`csl.datasets`¶

Datasets for the csl module

CIFAR-10¶

class csl.datasets.CIFAR10(root, train=True, subset=None, transform=None, target_transform=None)[source]¶

Bases: object

CIFAR-10 dataset

You can download the dataset in PyTorch tensor format from https://www.ocf.berkeley.edu/~chamon/data/cifar-10.zip

..warning:: For performance purposes, this class loads the full: CIFAR-10 dataset to RAM. Even though it is less than 1 GB, you’ve been warned.

Variables

train (bool) – True if training set or False otherwise.
data (torch.tensor) – CIFAR-10 images.
transform (callable) – Function applied to the data points before returning them.
target (torch.tensor) – CIFAR-10 labels.
target_transform (callable) – Function applied to the labels before returning them.

__len__()[source]¶: Return size of dataset.

__get_item__()¶: Return tuple (torch.tensor, torch.tensor) of images ([N] x [C = 3] x [H = 32] x [W = 32]) and label (N x 1).

MEAN = [0.4914, 0.4822, 0.4465]¶: Average channel value over training set (list [float])

SD = [0.2023, 0.1994, 0.201]¶: Standard deviation of channel value over training set (list [float])

__init__(root, train=True, subset=None, transform=None, target_transform=None)[source]¶

CIFAR-10 dataset constructor

Parameters

root (str) – Data folder.
train (bool, optional) – Returns training set if True and test set if False.
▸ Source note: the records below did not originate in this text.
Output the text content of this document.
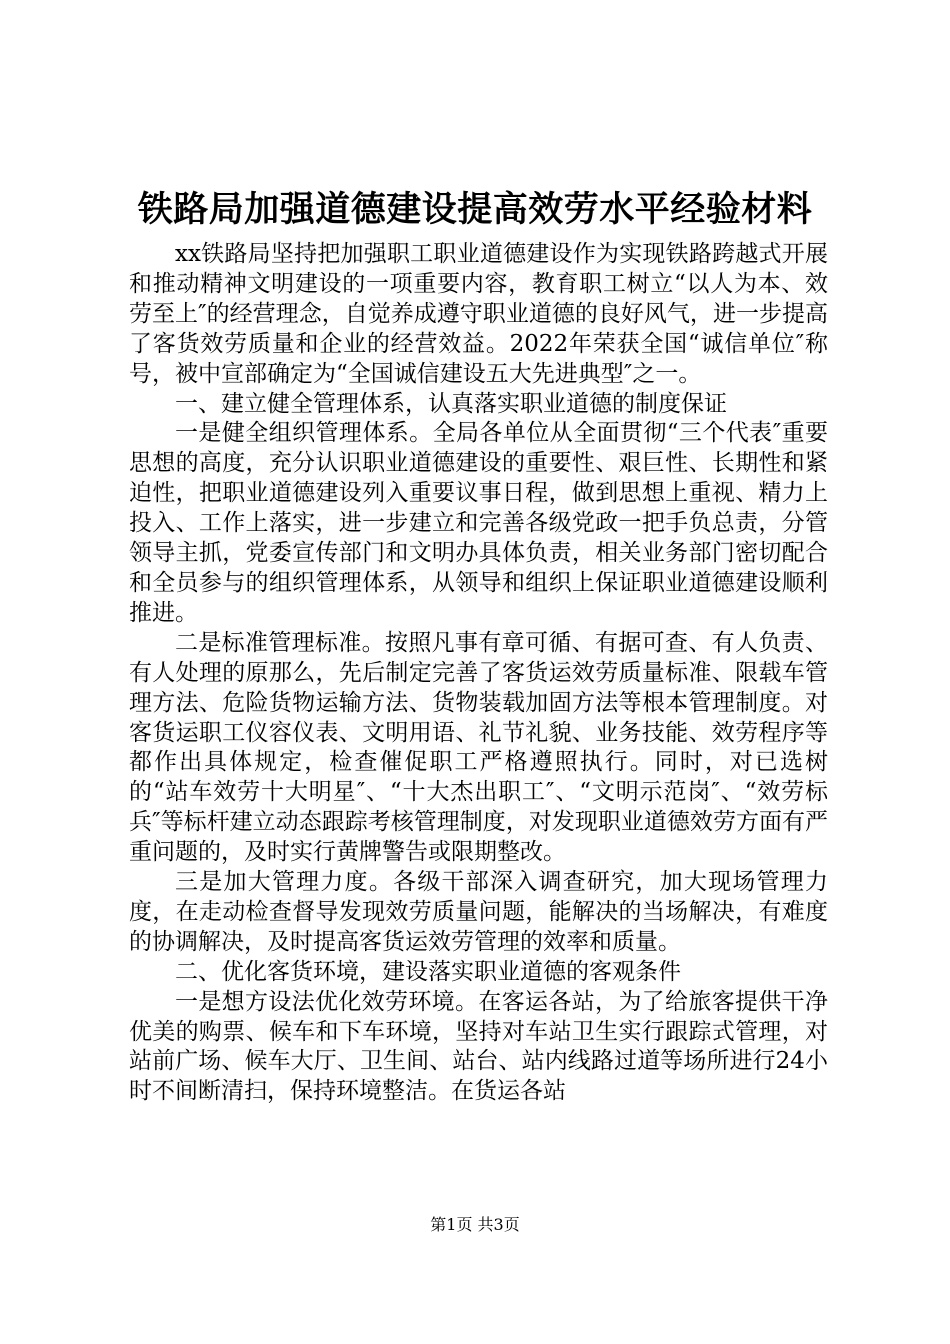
铁路局加强道德建设提高效劳水平经验材料

xx铁路局坚持把加强职工职业道德建设作为实现铁路跨越式开展和推动精神文明建设的一项重要内容，教育职工树立“以人为本、效劳至上″的经营理念，自觉养成遵守职业道德的良好风气，进一步提高了客货效劳质量和企业的经营效益。2022年荣获全国“诚信单位″称号，被中宣部确定为“全国诚信建设五大先进典型″之一。

一、建立健全管理体系，认真落实职业道德的制度保证

一是健全组织管理体系。全局各单位从全面贯彻“三个代表″重要思想的高度，充分认识职业道德建设的重要性、艰巨性、长期性和紧迫性，把职业道德建设列入重要议事日程，做到思想上重视、精力上投入、工作上落实，进一步建立和完善各级党政一把手负总责，分管领导主抓，党委宣传部门和文明办具体负责，相关业务部门密切配合和全员参与的组织管理体系，从领导和组织上保证职业道德建设顺利推进。

二是标准管理标准。按照凡事有章可循、有据可查、有人负责、有人处理的原那么，先后制定完善了客货运效劳质量标准、限载车管理方法、危险货物运输方法、货物装载加固方法等根本管理制度。对客货运职工仪容仪表、文明用语、礼节礼貌、业务技能、效劳程序等都作出具体规定，检查催促职工严格遵照执行。同时，对已选树的“站车效劳十大明星″、“十大杰出职工″、“文明示范岗″、“效劳标兵″等标杆建立动态跟踪考核管理制度，对发现职业道德效劳方面有严重问题的，及时实行黄牌警告或限期整改。

三是加大管理力度。各级干部深入调查研究，加大现场管理力度，在走动检查督导发现效劳质量问题，能解决的当场解决，有难度的协调解决，及时提高客货运效劳管理的效率和质量。

二、优化客货环境，建设落实职业道德的客观条件

一是想方设法优化效劳环境。在客运各站，为了给旅客提供干净优美的购票、候车和下车环境，坚持对车站卫生实行跟踪式管理，对站前广场、候车大厅、卫生间、站台、站内线路过道等场所进行24小时不间断清扫，保持环境整洁。在货运各站

第1页 共3页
The default is True (training set).
subset (list, optional) – Subset of indices of the dataset to use. The default is None (use the whole dataset).
transform (callable, optional) – Transformation to apply to the data points. The default is None.
target_transform (callable, optional) – Transformation to apply to the labels. The default is None.

classes = ('Plane', 'Car', 'Bird', 'Cat', 'Deer', 'Dog', 'Frog', 'Horse', 'Ship', 'Truck')¶: CIFAR-10 labels (list [str])

Fashion MNIST¶

class csl.datasets.FMNIST(root, train=True, subset=None, transform=None, target_transform=None)[source]¶

Bases: object

FASHION MNIST dataset

You can download the dataset in PyTorch tensor format from https://www.ocf.berkeley.edu/~chamon/data/fmnist.zip

..warning:: For performance purposes, this class loads the full: FMNIST dataset to RAM. Even though it is less than 1 GB, you’ve been warned

Variables

train (bool) – True if training set or False otherwise.
data (torch.tensor) – FMNIST images.
transform (callable) – Function applied to the data points before returning them.
target (torch.tensor) – FMNIST labels.
target_transform (callable) – Function applied to the labels before returning them.
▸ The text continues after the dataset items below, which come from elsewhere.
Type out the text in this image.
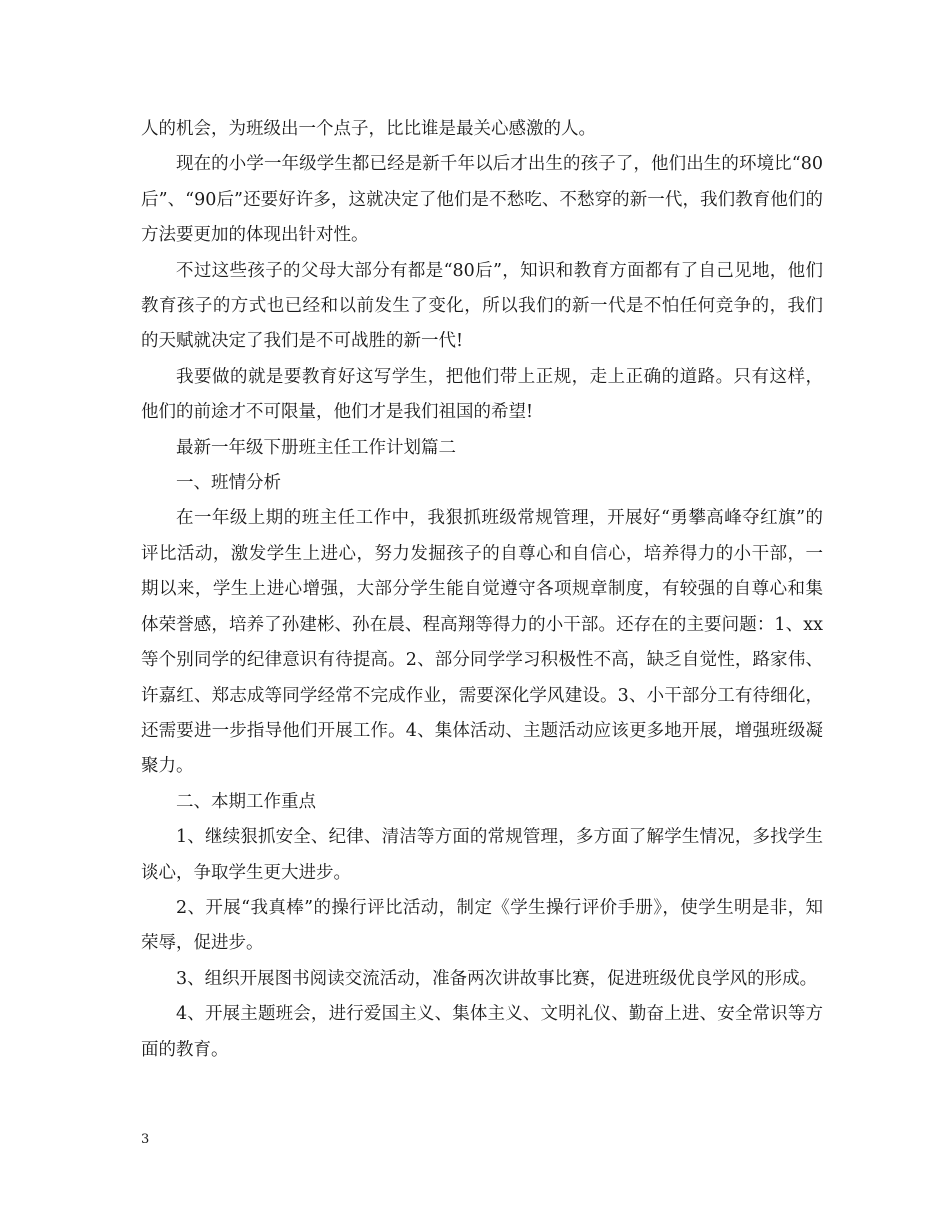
人的机会，为班级出一个点子，比比谁是最关心感激的人。

现在的小学一年级学生都已经是新千年以后才出生的孩子了，他们出生的环境比“80后”、“90后”还要好许多，这就决定了他们是不愁吃、不愁穿的新一代，我们教育他们的方法要更加的体现出针对性。

不过这些孩子的父母大部分有都是“80后”，知识和教育方面都有了自己见地，他们教育孩子的方式也已经和以前发生了变化，所以我们的新一代是不怕任何竞争的，我们的天赋就决定了我们是不可战胜的新一代!

我要做的就是要教育好这写学生，把他们带上正规，走上正确的道路。只有这样，他们的前途才不可限量，他们才是我们祖国的希望!

最新一年级下册班主任工作计划篇二

一、班情分析

在一年级上期的班主任工作中，我狠抓班级常规管理，开展好“勇攀高峰夺红旗”的评比活动，激发学生上进心，努力发掘孩子的自尊心和自信心，培养得力的小干部，一期以来，学生上进心增强，大部分学生能自觉遵守各项规章制度，有较强的自尊心和集体荣誉感，培养了孙建彬、孙在晨、程高翔等得力的小干部。还存在的主要问题：1、xx等个别同学的纪律意识有待提高。2、部分同学学习积极性不高，缺乏自觉性，路家伟、许嘉红、郑志成等同学经常不完成作业，需要深化学风建设。3、小干部分工有待细化，还需要进一步指导他们开展工作。4、集体活动、主题活动应该更多地开展，增强班级凝聚力。

二、本期工作重点

1、继续狠抓安全、纪律、清洁等方面的常规管理，多方面了解学生情况，多找学生谈心，争取学生更大进步。

2、开展“我真棒”的操行评比活动，制定《学生操行评价手册》，使学生明是非，知荣辱，促进步。

3、组织开展图书阅读交流活动，准备两次讲故事比赛，促进班级优良学风的形成。

4、开展主题班会，进行爱国主义、集体主义、文明礼仪、勤奋上进、安全常识等方面的教育。

3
__len__()[source]¶: Returns size of dataset.

__get_item__()¶: Return tuple (torch.tensor, torch.tensor) of images ([N] x [C = 1] x [H = 28] x [W = 28]) and label (N x 1).

MEAN = 0.1307¶: Average channel value over training set (float)

SD = 0.3081¶: Standard deviation of channel value over training set (float)

__init__(root, train=True, subset=None, transform=None, target_transform=None)[source]¶

FASHION MNIST dataset constructor

Parameters

root (str) – Data folder.
train (bool, optional) – Returns training set if True and test set if False. The default is True (training set).
subset (list, optional) – Subset of indices of the dataset to use. The default is None (use the whole dataset).
transform (callable, optional) – Transformation to apply to the data points. The default is None.
target_transform (callable, optional) – Transformation to apply to the labels. The default is None.

classes = ('T-shirt', 'Trouser', 'Pullover', 'Dress', 'Coat', 'Sandal', 'Shirt', 'Sneaker', 'Bag', 'Ankle boot')¶: FMNIST labels (list [str])

UTK Face¶

class csl.datasets.UTK(root, train=True, split=0.7, preprocess=None, subset=None, transform=None, target_transform=None)[source]¶

Bases: object

UTKFace dataset

Download the dataset from https://susanqq.github.io/UTKFace/ and indicate the path to the UTKFace folder

Variables

classes (list [str]) – Class labels
train (bool) – True if training set or False otherwise.
current_batch (dict) – Memoized dataset to speed-up consecutive requests for the same data.
data (panda.DataFrame) – Data frame containing the targets and path to each image. Contrary to CIFAR-10 or FMNIST, UTKFace is never fully loaded into memory.
transform (callable) – Function applied to the data points before returning them.
target_transform (callable) – Function applied to the labels before returning them.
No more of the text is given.